The Post-Birthday World

by Lionel Shriver

Published 13 March 2007

From the Orange Prize winning author of We Need to Talk About Kevin, this is the novel Lionel Shriver wrote directly afterwards. The Post-Birthday World is an unflinching account of the choices that unfold before us and what our decisions really mean.

Irina McGovern’s destiny hinges on a single kiss. Whether she gives into its temptation will determine whether she stays with her reliable partner Lawrence, or runs off with Ramsey, a hard-living snooker player.

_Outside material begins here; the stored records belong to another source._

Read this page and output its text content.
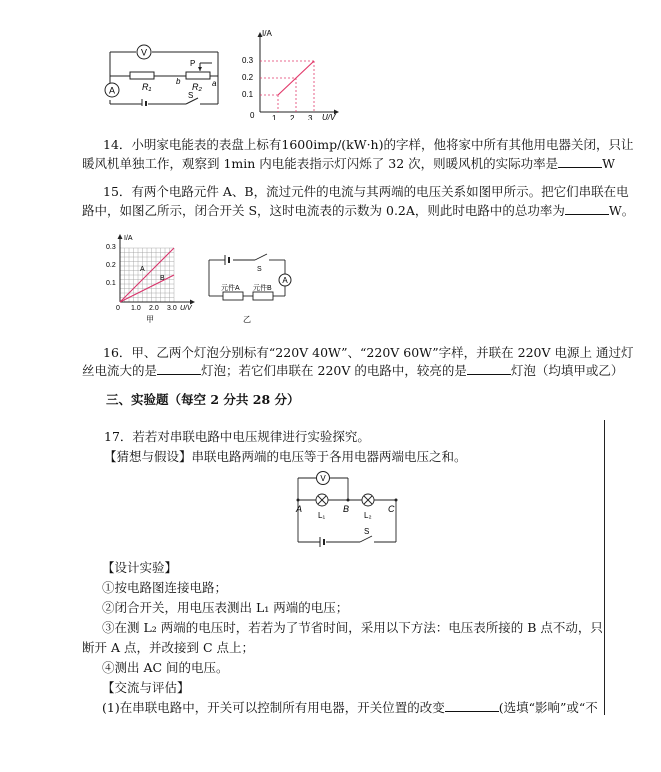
V
A	R₁	R₂
P
a
b
S
I/A
U/V
0.3
0.2
0.1
0 1 2 3
14．小明家电能表的表盘上标有1600imp/(kW·h)的字样，他将家中所有其他用电器关闭，只让
暖风机单独工作，观察到 1min 内电能表指示灯闪烁了 32 次，则暖风机的实际功率是	W
15．有两个电路元件 A、B，流过元件的电流与其两端的电压关系如图甲所示。把它们串联在电
路中，如图乙所示，闭合开关 S，这时电流表的示数为 0.2A，则此时电路中的总功率为	W。
I/A
U/V
0.3
0.2
0.1
0 1.0 2.0 3.0
A
B
甲
A
S
元件A 元件B
乙
16．甲、乙两个灯泡分别标有“220V 40W”、“220V 60W”字样，并联在 220V 电源上 通过灯
丝电流大的是	灯泡；若它们串联在 220V 的电路中，较亮的是	灯泡（均填甲或乙）
三、实验题（每空 2 分共 28 分）
17．若若对串联电路中电压规律进行实验探究。
【猜想与假设】串联电路两端的电压等于各用电器两端电压之和。
V
A	B	C
L₁	L₂
S
【设计实验】
①按电路图连接电路；
②闭合开关，用电压表测出 L₁ 两端的电压；
③在测 L₂ 两端的电压时，若若为了节省时间，采用以下方法：电压表所接的 B 点不动，只
断开 A 点，并改接到 C 点上；
④测出 AC 间的电压。
【交流与评估】
(1)在串联电路中，开关可以控制所有用电器，开关位置的改变	(选填“影响”或“不
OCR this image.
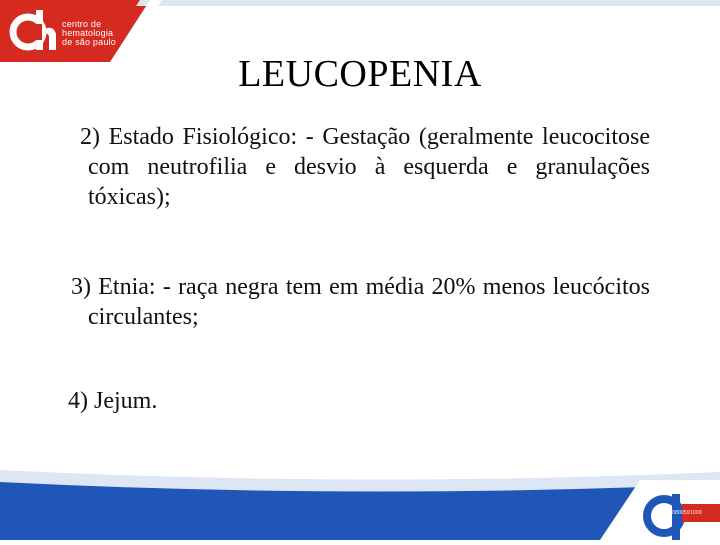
centro de
hematologia
de são paulo
LEUCOPENIA

2) Estado Fisiológico: - Gestação (geralmente leucocitose com neutrofilia e desvio à esquerda e granulações tóxicas);

3) Etnia: - raça negra tem em média 20% menos leucócitos circulantes;

4) Jejum.

0800591000
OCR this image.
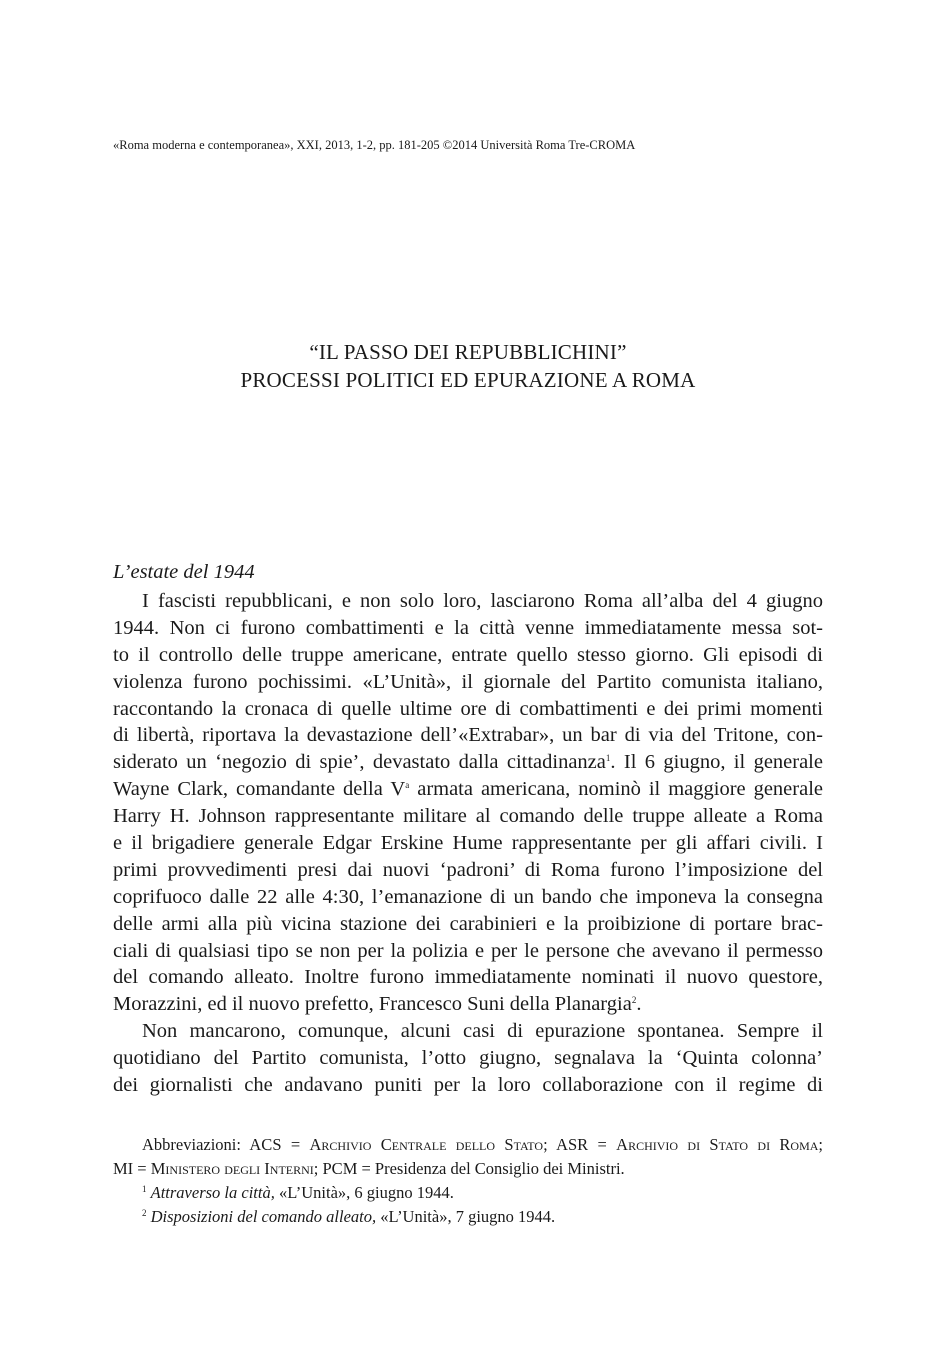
«Roma moderna e contemporanea», XXI, 2013, 1-2, pp. 181-205 ©2014 Università Roma Tre-CROMA
“IL PASSO DEI REPUBBLICHINI”
PROCESSI POLITICI ED EPURAZIONE A ROMA
L’estate del 1944
I fascisti repubblicani, e non solo loro, lasciarono Roma all’alba del 4 giugno
1944. Non ci furono combattimenti e la città venne immediatamente messa sot-
to il controllo delle truppe americane, entrate quello stesso giorno. Gli episodi di
violenza furono pochissimi. «L’Unità», il giornale del Partito comunista italiano,
raccontando la cronaca di quelle ultime ore di combattimenti e dei primi momenti
di libertà, riportava la devastazione dell’«Extrabar», un bar di via del Tritone, con-
siderato un ‘negozio di spie’, devastato dalla cittadinanza$^1$. Il 6 giugno, il generale
Wayne Clark, comandante della $V^a$ armata americana, nominò il maggiore generale
Harry H. Johnson rappresentante militare al comando delle truppe alleate a Roma
e il brigadiere generale Edgar Erskine Hume rappresentante per gli affari civili. I
primi provvedimenti presi dai nuovi ‘padroni’ di Roma furono l’imposizione del
coprifuoco dalle 22 alle 4:30, l’emanazione di un bando che imponeva la consegna
delle armi alla più vicina stazione dei carabinieri e la proibizione di portare brac-
ciali di qualsiasi tipo se non per la polizia e per le persone che avevano il permesso
del comando alleato. Inoltre furono immediatamente nominati il nuovo questore,
Morazzini, ed il nuovo prefetto, Francesco Suni della Planargia$^2$.
Non mancarono, comunque, alcuni casi di epurazione spontanea. Sempre il
quotidiano del Partito comunista, l’otto giugno, segnalava la ‘Quinta colonna’
dei giornalisti che andavano puniti per la loro collaborazione con il regime di
Abbreviazioni: ACS = Archivio Centrale dello Stato; ASR = Archivio di Stato di Roma;
MI = Ministero degli Interni; PCM = Presidenza del Consiglio dei Ministri.
$^1$ Attraverso la città, «L’Unità», 6 giugno 1944.
$^2$ Disposizioni del comando alleato, «L’Unità», 7 giugno 1944.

Employing a parallel universe structure, Shriver spins Irina’s competing futures with two drastically different men. An intellectual and fellow American, Lawrence is clever and supportive, but rigid and emotionally withdrawn. A British celebrity, Ramsey is passionate and spontaneous, but jealous, undereducated, and prone to pick arguments. Their contrasting characters will colour her other relationships, her career, and the texture of her daily life.

If love is always about trade-offs—if every romantic prospect is flawed—how can we ever know whom to choose?


Big Brother

by Lionel Shriver

Published 18 April 2013

The new novel from the Orange Prize-winning author of We Need to Talk About Kevin.

When Pandora picks up her older brother Edison at her local Iowa airport, she literally doesn’t recognize him. The once slim, hip New York jazz pianist has gained hundreds of pounds. What happened?

Soon Edison’s slovenly habits, appalling diet, and know-it-all monologues are driving Pandora and her fitness-freak husband Fletcher insane. After the brother-in-law has more than overstayed his welcome, Fletcher delivers his wife an ultimatum: it’s him or me.

Rich with Shriver’s distinctive wit and ferocious energy, Big Brother is about fat: why we overeat and whether extreme diets ever really work. It asks just how much sacrifice we’ll make to save single members of our families, and whether it’s ever possible to save loved ones from themselves.


From the Orange Prize-winning author of WE NEED TO TALK ABOUT KEVIN comes a bold and savage story of the intersection of politics and human relationships, set in turbulent Northern Ireland.

Having abandoned Philadelphia for the life of an international nomad, Estrin Lancaster has a taste for hot spots. She now finds herself in Belfast, a city scarred by twenty years of ritualised violence.

As the former purveyor of his own bomb-disposal service, Farrell O'Phelan courts the company of destruction. Technically a Catholic, he shuns allegiance of any kind.

For these two, normal life is anathema; love is a trap. What ensues is an affair between two loners who are beset with a fear of domesticity and a hunger for devastation.